Many people like to follow the relationship between the SOI and rainfall patterns in more detail. To do that, have a look at what happened in your area over February to April in the following years; 2003, 2002, 1996, 1986, 1982, 1980, 1977, 1968, 1967, 1963, 1954 and 1953 and compare the rainfall recorded with your 'normal' rainfall for February to April.

Information on what rainfall patterns where like for February to April in those years can be found at www.longpaddock.qld.gov.au or in Australian Rainman.

I thought I'd give a brief summary of what ENSO or the El Niño/Southern Oscillation means and the influence it has on the climatic characteristics (rainfall, temperatures, wind and evaporation) of the whole of eastern Australia.

Changes in sea surface temperature (SST) patterns along the equator from the west coast of South America to around the International Dateline drive shifts in the global circulation patterns (eg Walker Circulation) that influence our local climate. The Southern Oscillation Index (SOI) is a useful way of measuring these changes. The SOI is simply a measure of the difference in barometric air pressure between Darwin and Tahiti. It typically ranges in value from plus 30 to minus 30.

A summary of ENSO follows:

El Niño SST pattern

Sea surface temperatures (SST) along the equator from the International Dateline running east towards the coast of South America become warmer (plus 1.0 to 2.0oC) than normal, with SST to the north of Australia usually becoming cooler than normal.

Negative values of the SOI (eg. average monthly values of the SOI below minus 5) are usually associated with an El Niño because barometric air pressures over northern Australia are higher relative to those in the central Pacific. This may slow or stop the flow of the southeast trade winds that push atmospheric moisture from the Pacific Ocean across Australia as well as reduce the occurrence of rain depressions (and cyclones). Typically, a decline in rainfall is noticeable during winter, spring and early summer.

La Niña SST pattern

Sea surface temperatures (SST) along the equator from the International Dateline running east towards the coast of South America become cooler (minus 1.0 to 2.0oC) than normal with SST to the north of Australia becoming warmer than normal.

Positive values of the SOI (average monthly values of the SOI above plus 5) are usually associated with a La Niña because barometric air pressures over northern Australia are lower relative to those in the central Pacific. This may cause an increase in the intensity of the monsoon trough across northern Australia as well as increase the flow of the southeast trade winds across Australia. There may also be an increase in the occurrence of rain depressions (and cyclones).

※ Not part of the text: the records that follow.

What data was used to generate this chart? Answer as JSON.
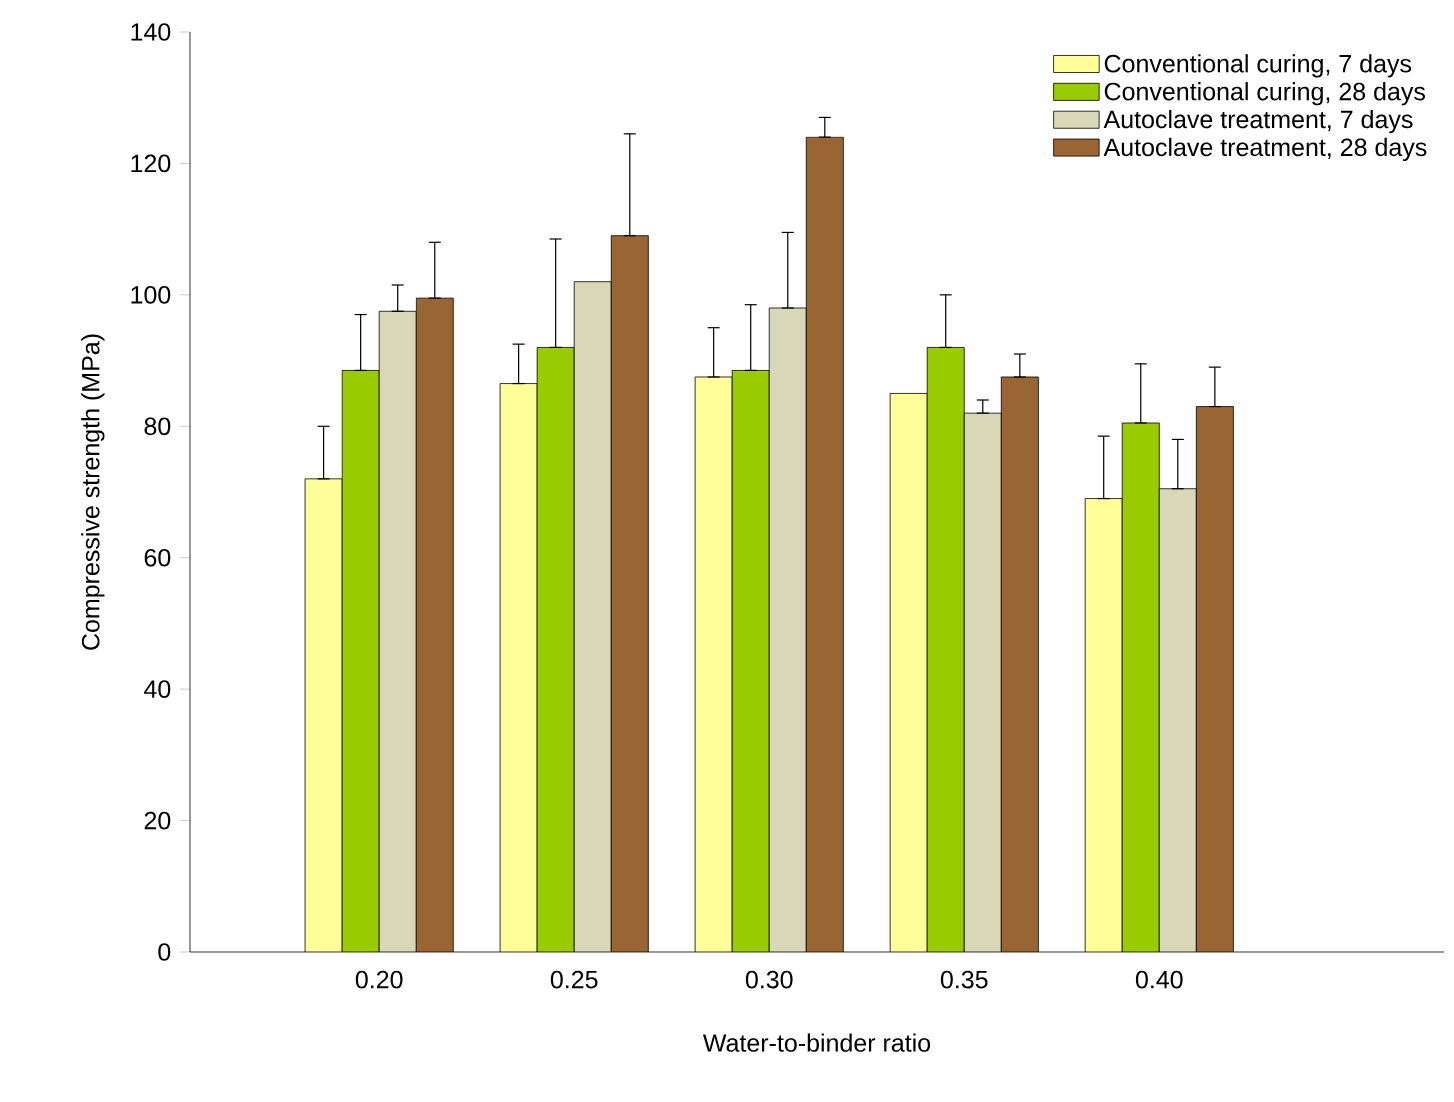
{
  "chart_data": {
    "type": "bar",
    "xlabel": "Water-to-binder ratio",
    "ylabel": "Compressive strength (MPa)",
    "categories": [
      "0.20",
      "0.25",
      "0.30",
      "0.35",
      "0.40"
    ],
    "series": [
      {
        "name": "Conventional curing, 7 days",
        "color": "#ffff99",
        "values": [
          72,
          86.5,
          87.5,
          85,
          69
        ],
        "errors": [
          [
            72,
            80
          ],
          [
            86.5,
            92.5
          ],
          [
            87.5,
            95
          ],
          null,
          [
            69,
            78.5
          ]
        ]
      },
      {
        "name": "Conventional curing, 28 days",
        "color": "#99cc00",
        "values": [
          88.5,
          92,
          88.5,
          92,
          80.5
        ],
        "errors": [
          [
            88.5,
            97
          ],
          [
            92,
            108.5
          ],
          [
            88.5,
            98.5
          ],
          [
            92,
            100
          ],
          [
            80.5,
            89.5
          ]
        ]
      },
      {
        "name": "Autoclave treatment, 7 days",
        "color": "#d8d8b8",
        "values": [
          97.5,
          102,
          98,
          82,
          70.5
        ],
        "errors": [
          [
            97.5,
            101.5
          ],
          null,
          [
            98,
            109.5
          ],
          [
            82,
            84
          ],
          [
            70.5,
            78
          ]
        ]
      },
      {
        "name": "Autoclave treatment, 28 days",
        "color": "#996633",
        "values": [
          99.5,
          109,
          124,
          87.5,
          83
        ],
        "errors": [
          [
            99.5,
            108
          ],
          [
            109,
            124.5
          ],
          [
            124,
            127
          ],
          [
            87.5,
            91
          ],
          [
            83,
            89
          ]
        ]
      }
    ],
    "ylim": [
      0,
      140
    ],
    "yticks": [
      0,
      20,
      40,
      60,
      80,
      100,
      120,
      140
    ],
    "grid": false,
    "legend": "top right"
  }
}
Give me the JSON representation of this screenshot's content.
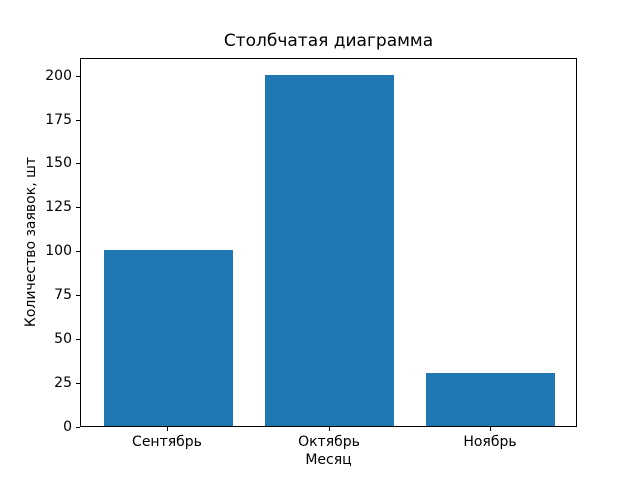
{
  "chart_data": {
    "type": "bar",
    "title": "Столбчатая диаграмма",
    "xlabel": "Месяц",
    "ylabel": "Количество заявок, шт",
    "categories": [
      "Сентябрь",
      "Октябрь",
      "Ноябрь"
    ],
    "values": [
      100,
      200,
      30
    ],
    "yticks": [
      0,
      25,
      50,
      75,
      100,
      125,
      150,
      175,
      200
    ],
    "ylim": [
      0,
      210
    ],
    "bar_color": "#1f77b4",
    "grid": false,
    "legend_position": "none"
  }
}
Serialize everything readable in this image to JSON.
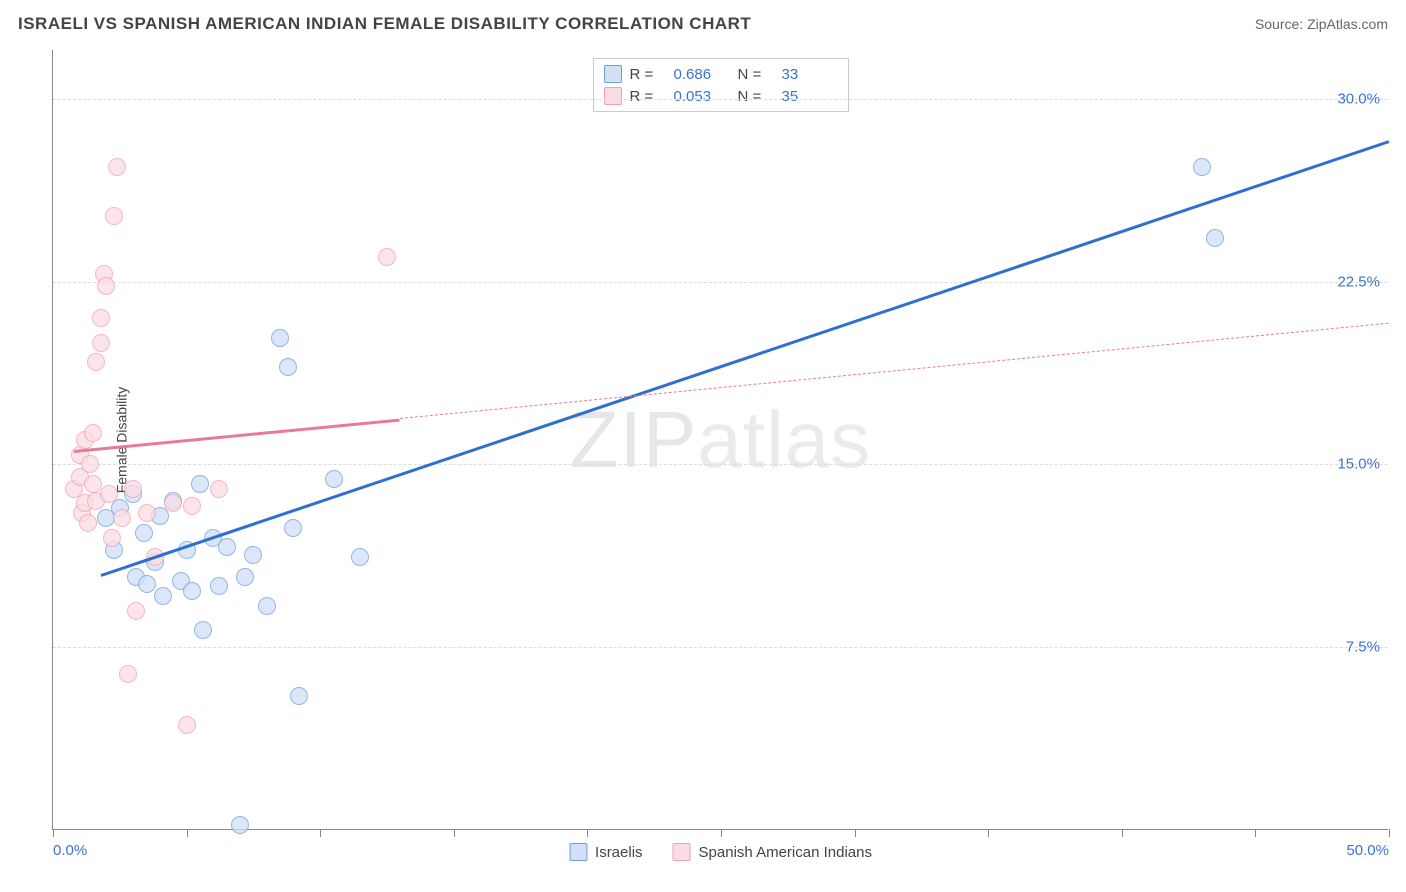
{
  "title": "ISRAELI VS SPANISH AMERICAN INDIAN FEMALE DISABILITY CORRELATION CHART",
  "source_prefix": "Source: ",
  "source_name": "ZipAtlas.com",
  "ylabel": "Female Disability",
  "watermark": "ZIPatlas",
  "chart": {
    "type": "scatter",
    "background_color": "#ffffff",
    "grid_color": "#dddddd",
    "axis_color": "#888888",
    "label_color": "#3b73d1",
    "xlim": [
      0,
      50
    ],
    "ylim": [
      0,
      32
    ],
    "xticks": [
      0,
      5,
      10,
      15,
      20,
      25,
      30,
      35,
      40,
      45,
      50
    ],
    "xtick_labels": {
      "0": "0.0%",
      "50": "50.0%"
    },
    "yticks": [
      7.5,
      15.0,
      22.5,
      30.0
    ],
    "ytick_labels": [
      "7.5%",
      "15.0%",
      "22.5%",
      "30.0%"
    ],
    "marker_radius": 9,
    "marker_stroke_width": 1.5,
    "trend_line_width": 3,
    "series": [
      {
        "name": "Israelis",
        "fill": "#cfe0f7",
        "stroke": "#6f9fe0",
        "line_color": "#2f6fd0",
        "r": "0.686",
        "n": "33",
        "points": [
          [
            2.0,
            12.8
          ],
          [
            2.3,
            11.5
          ],
          [
            2.5,
            13.2
          ],
          [
            3.0,
            13.8
          ],
          [
            3.1,
            10.4
          ],
          [
            3.4,
            12.2
          ],
          [
            3.5,
            10.1
          ],
          [
            3.8,
            11.0
          ],
          [
            4.0,
            12.9
          ],
          [
            4.1,
            9.6
          ],
          [
            4.5,
            13.5
          ],
          [
            4.8,
            10.2
          ],
          [
            5.0,
            11.5
          ],
          [
            5.2,
            9.8
          ],
          [
            5.5,
            14.2
          ],
          [
            5.6,
            8.2
          ],
          [
            6.0,
            12.0
          ],
          [
            6.2,
            10.0
          ],
          [
            6.5,
            11.6
          ],
          [
            7.0,
            0.2
          ],
          [
            7.2,
            10.4
          ],
          [
            7.5,
            11.3
          ],
          [
            8.0,
            9.2
          ],
          [
            8.5,
            20.2
          ],
          [
            8.8,
            19.0
          ],
          [
            9.0,
            12.4
          ],
          [
            9.2,
            5.5
          ],
          [
            10.5,
            14.4
          ],
          [
            11.5,
            11.2
          ],
          [
            43.0,
            27.2
          ],
          [
            43.5,
            24.3
          ]
        ],
        "trend": {
          "x1": 1.8,
          "y1": 10.5,
          "x2": 50.0,
          "y2": 28.3,
          "solid_until_x": 50.0
        }
      },
      {
        "name": "Spanish American Indians",
        "fill": "#fadde4",
        "stroke": "#f19fb4",
        "line_color": "#e97a97",
        "r": "0.053",
        "n": "35",
        "points": [
          [
            0.8,
            14.0
          ],
          [
            1.0,
            15.4
          ],
          [
            1.0,
            14.5
          ],
          [
            1.1,
            13.0
          ],
          [
            1.2,
            16.0
          ],
          [
            1.2,
            13.4
          ],
          [
            1.3,
            12.6
          ],
          [
            1.4,
            15.0
          ],
          [
            1.5,
            16.3
          ],
          [
            1.5,
            14.2
          ],
          [
            1.6,
            19.2
          ],
          [
            1.6,
            13.5
          ],
          [
            1.8,
            21.0
          ],
          [
            1.8,
            20.0
          ],
          [
            1.9,
            22.8
          ],
          [
            2.0,
            22.3
          ],
          [
            2.1,
            13.8
          ],
          [
            2.2,
            12.0
          ],
          [
            2.3,
            25.2
          ],
          [
            2.4,
            27.2
          ],
          [
            2.6,
            12.8
          ],
          [
            2.8,
            6.4
          ],
          [
            3.0,
            14.0
          ],
          [
            3.1,
            9.0
          ],
          [
            3.5,
            13.0
          ],
          [
            3.8,
            11.2
          ],
          [
            4.5,
            13.4
          ],
          [
            5.0,
            4.3
          ],
          [
            5.2,
            13.3
          ],
          [
            6.2,
            14.0
          ],
          [
            12.5,
            23.5
          ]
        ],
        "trend": {
          "x1": 0.8,
          "y1": 15.6,
          "x2": 50.0,
          "y2": 20.8,
          "solid_until_x": 13.0
        }
      }
    ]
  },
  "legend_bottom": [
    {
      "label": "Israelis",
      "fill": "#cfe0f7",
      "stroke": "#6f9fe0"
    },
    {
      "label": "Spanish American Indians",
      "fill": "#fadde4",
      "stroke": "#f19fb4"
    }
  ]
}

Typically, there is an increase in rainfall in a La Niña SST pattern in winter, spring and early summer.

Neutral SST pattern

About half the time the Pacific Ocean is in a neutral SST pattern. When SST patterns are near normal, the SOI is usually associated with near zero (average monthly values between minus 5 and plus 5) values. More information on the SOI is available at www.longpaddock.qld.gov.au and www.dpi.qld.gov.au/climate

When incorporating climate forecasts into management decisions, it could be worthwhile to consider some of the following general rules of thumb developed from feedback from climate users.

1. Be sure of your source of information and what it is actually suggesting. Do not take a quick grab of information from any source including radio, TV or the internet and assume what you heard/saw/read applies to your location.

2. Decisions should never be based entirely on one factor (such as a weather or climate forecast). As always, all factors that could impact of the outcome of a decision (such as soil moisture/type, crop, pasture type/availability, commodity prices, machinery, work force, transport, finance, costs, seasonal outlook etc) should be considered.

3. Access local information or at least be aware of the long-term median for your location so you can correctly interpret the forecast.

4. Do a cost benefit analysis of any decision with a climate risk factor eg What will I gain if I get the desired outcome from this decision? What will I lose if I don't get the desired outcome from this decision? What other cost neutral options do I have if any?

5. Do not to take a forecast for a specific period (eg September to November) and expand it out (eg late summer). Update the information regularly.

An interesting site http://www.cvap.gov.au/mastersoftheclimate/ from the 'Climate Variability In Agriculture' (CVAP) research and development program is well worth looking at. It highlights some case studies on how producers and businesses have used (to varying levels of success) climate and weather information in their decision making processes.

Last updated: 1 February 2005